虫倉山の村々にできた私塾・寺子屋は、小川村久木の石坂重三郎が最初で、元禄(げんろく)十六年(一七〇三)といわれる。
小田切地区では、これより六〇年後の宝暦(ほうれき)十三年(一七六三)、繁(しげ)の名主岡村与市が初めて寺子屋を開いた。その子庄蔵があとを継いでいる。以後明治の初めまで、三七人の師匠がいる。この師匠を称(たた)えて門弟の建てた筆塚は二四基みられる。最初の筆塚は文化(ぶんか)三年(一八〇六)に建てた上深沢の実円大徳のものである。 寺子屋の師匠の職業は、農業二一人・神官八人・僧三人・修験二人・医者二人・郷士一人である。農業は名主クラスの人である。世襲で師匠となったのは、水内鎮(みのちしずめ)神社の神官宮坂氏四代、小鍋日方の勝生神社神官安藤氏三代、西繁の岡村氏、沢の入の原山氏、国見の修験吉村氏各二代である。

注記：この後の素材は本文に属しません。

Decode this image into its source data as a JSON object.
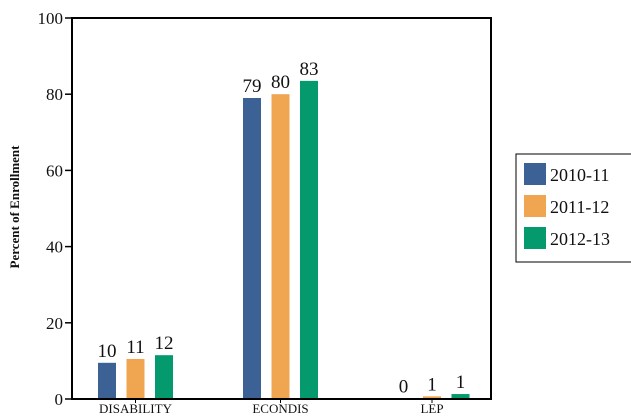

これらの師匠が教授したのは、書が二三人、読が二二人でほとんどの師匠が教授している。書は師匠が手書きの手本を与えた。孝経・大学・中庸・論語・孟子などの漢文を教授したのは虫倉地域には五塾あり、山田中の宮尾喜兵衛(天保~安政、門弟三〇人)と北畑の轟平右衛門(弘化~慶応、門弟五〇人)の二人が含まれている。また、仏教を教授したのは、喜兵衛と三福寺の真誉治之であり、程度の高い教授をしている。繁の岡村要重郎(天保~弘化、門弟五〇人)は算を、久保の高野柳右衛門は、折り方を教授している。
文武兼修の道場をもった吉窪出身の山岸巻太(素平)は、松代藩に三〇年祐筆(ゆうひつ)として仕えた郷士である。のち天保から弘化にかけ善光寺西町に住んで剣、礼、読、書、謡曲を教授した。門弟一〇〇〇人、安政(あんせい)六年(一八五九)六九歳のとき善光寺本堂東に門弟が筆塚を建立した。